THE UNDISCOVERED COUNTRY

By

Pub Date: May 24th, 1982
Publisher: Norton

Brief but pithy meditations-cum-field scrutiny of nature--in which Hay (Spirit of Survival, The Great Beach) moves upon his subjects like a Maine fog . . . which he intuits as ""complicated harmonies, and open to deep deliberations, near meetings, searchings and interweavings."" There are indeed some near meetings here between Hay's syntax and sense: ""A confusion of dreams is what I know of the well of certainty."" But in the general sweep of an elegant sensibility, the truly fuzzy patches are minimal. Throughout, Hay emphasizes the equality and mutuality of life on the planet, all shaped by the ""terrible seriousness"" of a cosmic hunger and need, which ""made both the human and the cricket."" Man has not survived because he is unique, but because it happens ""that uniqueness is a characteristic of all things."" Hay leads up to such darting speculations with explorations of habitats like the tidal fiats and marshes of Cape Cod; a herring run; populations of gulls and terns; Maine's backyards, barns, and coast. From examining the shell of a moon snail, he abstracts a magic spiral; from DNA, the movements of trees, fish, and birds.
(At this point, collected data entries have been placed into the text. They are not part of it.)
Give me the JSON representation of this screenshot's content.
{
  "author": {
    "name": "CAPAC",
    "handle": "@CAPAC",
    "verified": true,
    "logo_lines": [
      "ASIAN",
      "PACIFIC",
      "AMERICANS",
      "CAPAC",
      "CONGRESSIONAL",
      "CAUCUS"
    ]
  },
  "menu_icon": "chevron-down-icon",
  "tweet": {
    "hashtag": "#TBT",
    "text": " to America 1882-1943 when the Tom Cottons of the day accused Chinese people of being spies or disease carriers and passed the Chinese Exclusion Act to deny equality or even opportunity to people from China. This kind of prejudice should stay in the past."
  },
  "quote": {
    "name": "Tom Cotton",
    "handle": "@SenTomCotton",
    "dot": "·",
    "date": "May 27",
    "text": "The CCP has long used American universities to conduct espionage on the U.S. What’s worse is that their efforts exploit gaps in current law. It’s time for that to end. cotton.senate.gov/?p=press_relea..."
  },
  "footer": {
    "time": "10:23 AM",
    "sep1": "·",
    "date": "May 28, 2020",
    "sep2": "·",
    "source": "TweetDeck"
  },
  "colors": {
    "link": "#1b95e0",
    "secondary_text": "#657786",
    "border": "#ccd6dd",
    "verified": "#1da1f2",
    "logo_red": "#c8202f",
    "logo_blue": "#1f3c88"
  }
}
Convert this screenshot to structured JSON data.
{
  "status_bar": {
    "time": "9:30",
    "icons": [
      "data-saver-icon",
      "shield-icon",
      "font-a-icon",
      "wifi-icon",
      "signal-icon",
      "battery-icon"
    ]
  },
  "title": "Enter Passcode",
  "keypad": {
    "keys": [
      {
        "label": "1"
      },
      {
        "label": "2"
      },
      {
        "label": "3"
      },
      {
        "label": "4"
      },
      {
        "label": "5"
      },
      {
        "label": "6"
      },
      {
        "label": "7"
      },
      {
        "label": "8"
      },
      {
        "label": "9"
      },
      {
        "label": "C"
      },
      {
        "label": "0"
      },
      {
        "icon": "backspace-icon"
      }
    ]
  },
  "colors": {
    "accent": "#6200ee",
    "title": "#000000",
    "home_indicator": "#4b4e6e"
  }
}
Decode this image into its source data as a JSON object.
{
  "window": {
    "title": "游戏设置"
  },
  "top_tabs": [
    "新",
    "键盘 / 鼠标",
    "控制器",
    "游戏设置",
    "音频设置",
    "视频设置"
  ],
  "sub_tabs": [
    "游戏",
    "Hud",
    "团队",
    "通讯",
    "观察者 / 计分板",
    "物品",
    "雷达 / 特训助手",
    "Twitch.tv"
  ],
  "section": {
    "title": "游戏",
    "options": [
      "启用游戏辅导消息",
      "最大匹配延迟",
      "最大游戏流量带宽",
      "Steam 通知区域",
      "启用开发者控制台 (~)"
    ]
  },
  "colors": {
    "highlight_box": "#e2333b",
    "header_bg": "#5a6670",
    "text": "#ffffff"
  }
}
While probing the mysteries of migrations (the ""wheeling and roaming"" of stripers and herring; the journeys of birds; the no less splendid odysseys of turtles), he imagines that humans are uncertain of their true destination: they are ""still circling, backtracking, confused""--with the planet's ""original directions waiting in our being."" Thorny and packed: a natural for the Dillard coterie and philosophically inclined ecologists in general.